To date, every independent assessment of Government’s Direct Action plan shows that it will just plain fail to arrest the rise in emissions. Essentially, it is a tax-and-spend scheme, with the funds coming out of central revenue and the spending allocation a lot, lot less than needed.
“This is just the most recent example of Australia lobbying for rules that undermine the integrity of the emissions accounting system as a whole and/or rules that carve out special exceptions to the detriment of all, but to the benefit of a few,” said Hare.
That Australia may not need to do anything to meet its Kyoto second is a situation that also prevailed for the first commitment period (2008 to 2012). The CAT has quantified emissions credits from land use activities that could result in Australia’s allowed emissions approaching or exceeding 5 per cent above 1990 levels.
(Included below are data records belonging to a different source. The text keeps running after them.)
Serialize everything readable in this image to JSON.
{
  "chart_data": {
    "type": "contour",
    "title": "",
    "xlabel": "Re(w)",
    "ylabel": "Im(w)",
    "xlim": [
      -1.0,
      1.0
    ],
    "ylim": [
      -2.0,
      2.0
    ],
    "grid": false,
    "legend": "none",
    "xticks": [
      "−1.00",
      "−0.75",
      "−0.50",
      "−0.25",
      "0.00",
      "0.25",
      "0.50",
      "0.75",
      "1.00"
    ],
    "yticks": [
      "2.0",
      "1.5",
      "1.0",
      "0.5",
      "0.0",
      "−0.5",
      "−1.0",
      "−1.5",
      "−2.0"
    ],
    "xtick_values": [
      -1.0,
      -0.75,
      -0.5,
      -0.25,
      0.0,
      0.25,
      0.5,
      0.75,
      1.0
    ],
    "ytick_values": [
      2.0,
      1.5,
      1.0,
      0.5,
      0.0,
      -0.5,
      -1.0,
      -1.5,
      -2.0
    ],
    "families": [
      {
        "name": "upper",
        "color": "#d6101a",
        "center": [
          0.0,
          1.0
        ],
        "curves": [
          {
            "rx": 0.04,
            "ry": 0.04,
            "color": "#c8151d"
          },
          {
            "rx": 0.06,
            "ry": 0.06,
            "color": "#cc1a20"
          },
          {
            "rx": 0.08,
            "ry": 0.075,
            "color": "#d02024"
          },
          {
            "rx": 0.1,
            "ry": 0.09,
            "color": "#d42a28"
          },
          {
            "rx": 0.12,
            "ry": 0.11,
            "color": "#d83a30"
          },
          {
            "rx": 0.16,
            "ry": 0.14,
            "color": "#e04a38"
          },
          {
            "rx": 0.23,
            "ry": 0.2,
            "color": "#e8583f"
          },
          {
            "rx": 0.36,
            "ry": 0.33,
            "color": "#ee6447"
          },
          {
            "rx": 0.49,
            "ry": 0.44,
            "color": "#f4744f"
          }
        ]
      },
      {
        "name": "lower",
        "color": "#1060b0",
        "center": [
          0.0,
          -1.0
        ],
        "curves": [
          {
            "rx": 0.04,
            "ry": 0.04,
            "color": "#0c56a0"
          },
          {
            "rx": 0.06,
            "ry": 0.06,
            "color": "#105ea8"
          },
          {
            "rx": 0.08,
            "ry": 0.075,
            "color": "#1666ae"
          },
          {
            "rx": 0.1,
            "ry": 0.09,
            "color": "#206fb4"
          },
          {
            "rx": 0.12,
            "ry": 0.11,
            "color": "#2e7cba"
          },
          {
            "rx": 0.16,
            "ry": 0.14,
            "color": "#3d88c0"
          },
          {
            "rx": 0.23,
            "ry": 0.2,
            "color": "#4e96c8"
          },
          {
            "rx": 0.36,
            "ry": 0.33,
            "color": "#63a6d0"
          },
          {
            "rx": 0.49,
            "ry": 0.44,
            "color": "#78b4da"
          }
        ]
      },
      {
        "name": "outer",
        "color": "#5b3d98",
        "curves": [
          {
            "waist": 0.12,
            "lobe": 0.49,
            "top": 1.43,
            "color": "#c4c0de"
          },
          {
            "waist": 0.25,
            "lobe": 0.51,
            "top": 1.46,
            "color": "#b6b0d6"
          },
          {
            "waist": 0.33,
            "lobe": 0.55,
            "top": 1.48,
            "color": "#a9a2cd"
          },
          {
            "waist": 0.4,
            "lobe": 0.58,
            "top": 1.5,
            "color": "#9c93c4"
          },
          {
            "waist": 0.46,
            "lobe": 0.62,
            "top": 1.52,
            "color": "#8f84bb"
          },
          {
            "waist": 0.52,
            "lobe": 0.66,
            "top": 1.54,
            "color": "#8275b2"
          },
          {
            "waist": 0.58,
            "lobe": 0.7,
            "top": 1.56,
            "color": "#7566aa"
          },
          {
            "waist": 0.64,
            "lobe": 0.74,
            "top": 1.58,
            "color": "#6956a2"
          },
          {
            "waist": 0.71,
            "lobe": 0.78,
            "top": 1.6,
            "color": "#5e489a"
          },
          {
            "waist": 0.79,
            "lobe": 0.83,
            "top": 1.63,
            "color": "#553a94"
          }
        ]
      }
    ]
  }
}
“Australia’s lack of fully transparent data does not permit scientifically based verification of the published Australian Government estimates of Kyoto LULUCF debits for the second commitment period of the Kyoto Protocol, which are the opposite to those we estimated,” said Dr Louise Jeffrey of the Potsdam Institute for Climate Impact Research.
“Fully transparent data on Australian projections and estimates of future LULUCF emissions and removals are needed in order for the CAT to revise, improve and, hopefully, even reverse our estimates,” she said.
Back in the Lima conference, to a packed audience packed in a hothouse press room, US Secretary of State John Kerry held up to the heat and made a powerful call for action, saying there was no alternative to a new deal in Paris.
‘If you are a big developed nation and you are not helping to lead, you are part of the problem,’ Secretary Kerry said. ‘The science of climate change is science and it is screaming at us.’
Meanwhile, Australia won yet another Fossil of the Day Award today – its fifth in 10 days of talks – after Trade Minister Andrew Robb declared that there was no way Australia would sign on to any agreement in Paris that didn’t include its competitors.